Wearable sonar tracks facial expressions using sound instead of cameras
Engineers at Cornell University have developed a new wearable device that can monitor a person’s facial expressions through sonar and recreate them on a digital avatar. Removing cameras from the equation could alleviate privacy concerns.
EarIO, as the team calls the device, is made up of an earphone with a microphone and a speaker on each side, and can attach to any regular headset. Each speaker fires off pulses of sound, outside the range of human hearing, towards the wearer’s face, and the echoes are picked up by the microphones.
The echo profiles will be slightly altered by the way the user’s skin moves, stretches and wrinkles up as they pull various facial expressions or while talking. Specially trained algorithms can recognize these echo profiles and rapidly reconstruct the expression on the user’s face, displaying it on a digital avatar.
“Through the power of AI, the algorithm finds complex connections between muscle movement and facial expressions that human eyes cannot identify,” said Ke Li, co-author of the study. “We can use that to infer complex information that is harder to capture – the whole front of the face.”

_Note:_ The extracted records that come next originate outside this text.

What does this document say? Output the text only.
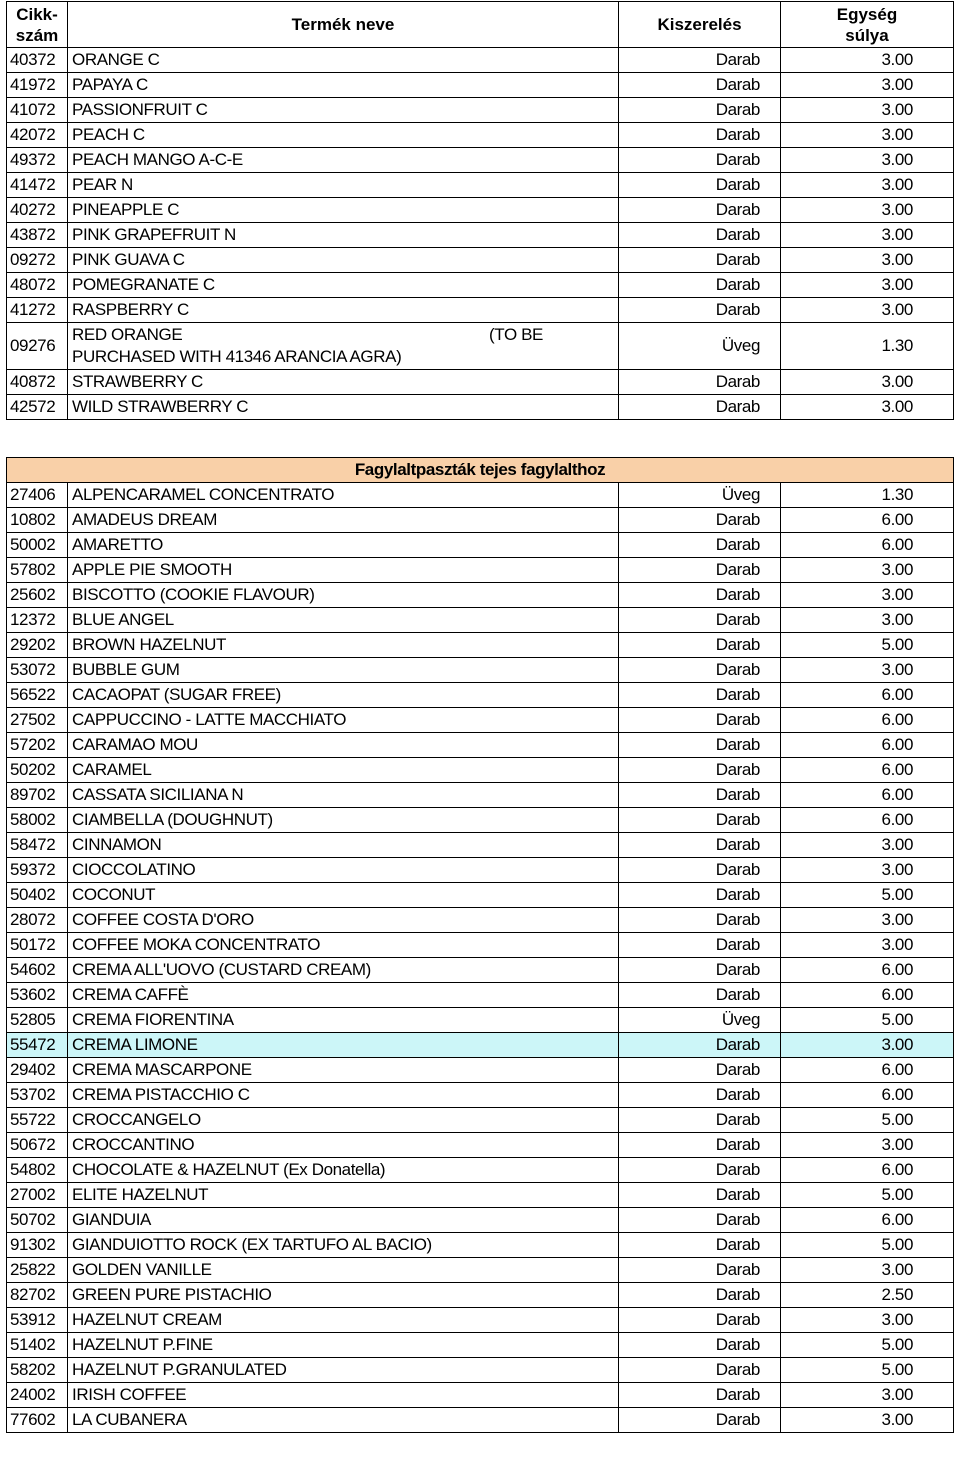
Cikk-
szám	Termék neve	Kiszerelés	Egység
súlya
40372	ORANGE C	Darab	3.00
41972	PAPAYA C	Darab	3.00
41072	PASSIONFRUIT C	Darab	3.00
42072	PEACH C	Darab	3.00
49372	PEACH MANGO A-C-E	Darab	3.00
41472	PEAR N	Darab	3.00
40272	PINEAPPLE C	Darab	3.00
43872	PINK GRAPEFRUIT N	Darab	3.00
09272	PINK GUAVA C	Darab	3.00
48072	POMEGRANATE C	Darab	3.00
41272	RASPBERRY C	Darab	3.00
09276	RED ORANGE (TO BE
PURCHASED WITH 41346 ARANCIA AGRA)	Üveg	1.30
40872	STRAWBERRY C	Darab	3.00
42572	WILD STRAWBERRY C	Darab	3.00
Fagylaltpaszták tejes fagylalthoz			
27406	ALPENCARAMEL CONCENTRATO	Üveg	1.30
10802	AMADEUS DREAM	Darab	6.00
50002	AMARETTO	Darab	6.00
57802	APPLE PIE SMOOTH	Darab	3.00
25602	BISCOTTO (COOKIE FLAVOUR)	Darab	3.00
12372	BLUE ANGEL	Darab	3.00
29202	BROWN HAZELNUT	Darab	5.00
53072	BUBBLE GUM	Darab	3.00
56522	CACAOPAT (SUGAR FREE)	Darab	6.00
27502	CAPPUCCINO - LATTE MACCHIATO	Darab	6.00
57202	CARAMAO MOU	Darab	6.00
50202	CARAMEL	Darab	6.00
89702	CASSATA SICILIANA N	Darab	6.00
58002	CIAMBELLA (DOUGHNUT)	Darab	6.00
58472	CINNAMON	Darab	3.00
59372	CIOCCOLATINO	Darab	3.00
50402	COCONUT	Darab	5.00
28072	COFFEE COSTA D'ORO	Darab	3.00
50172	COFFEE MOKA CONCENTRATO	Darab	3.00
54602	CREMA ALL'UOVO (CUSTARD CREAM)	Darab	6.00
53602	CREMA CAFFÈ	Darab	6.00
52805	CREMA FIORENTINA	Üveg	5.00
55472	CREMA LIMONE	Darab	3.00
29402	CREMA MASCARPONE	Darab	6.00
53702	CREMA PISTACCHIO C	Darab	6.00
55722	CROCCANGELO	Darab	5.00
50672	CROCCANTINO	Darab	3.00
54802	CHOCOLATE & HAZELNUT (Ex Donatella)	Darab	6.00
27002	ELITE HAZELNUT	Darab	5.00
50702	GIANDUIA	Darab	6.00
91302	GIANDUIOTTO ROCK (EX TARTUFO AL BACIO)	Darab	5.00
25822	GOLDEN VANILLE	Darab	3.00
82702	GREEN PURE PISTACHIO	Darab	2.50
53912	HAZELNUT CREAM	Darab	3.00
51402	HAZELNUT P.FINE	Darab	5.00
58202	HAZELNUT P.GRANULATED	Darab	5.00
24002	IRISH COFFEE	Darab	3.00
77602	LA CUBANERA	Darab	3.00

The team tested the EarIO system on 16 participants, running the algorithm on a regular smartphone. And sure enough, the device was able to reconstruct facial expressions about as well as a regular camera could. Background noise like wind, talking or street noise didn’t interfere with its ability to register faces.
Sonar has a few advantages over using a camera, the team says. Acoustic data requires far less energy and processing power, which also means the device can be smaller and lighter. Cameras can also pick up a huge amount of other personal details a user might not intend to share, so sonar could be more private.
As for what you might use this technology for, it could be a handy way to replicate your physical facial expressions on a digital avatar for games, VR or the metaverse.
The team says that further work will still need to be done to tune out other interference, like when the user turns their head, and streamline the training system for the AI algorithm.
The research was published in the journal Proceedings of the Association for Computing Machinery on Interactive, Mobile, Wearable and Ubiquitous Technologies.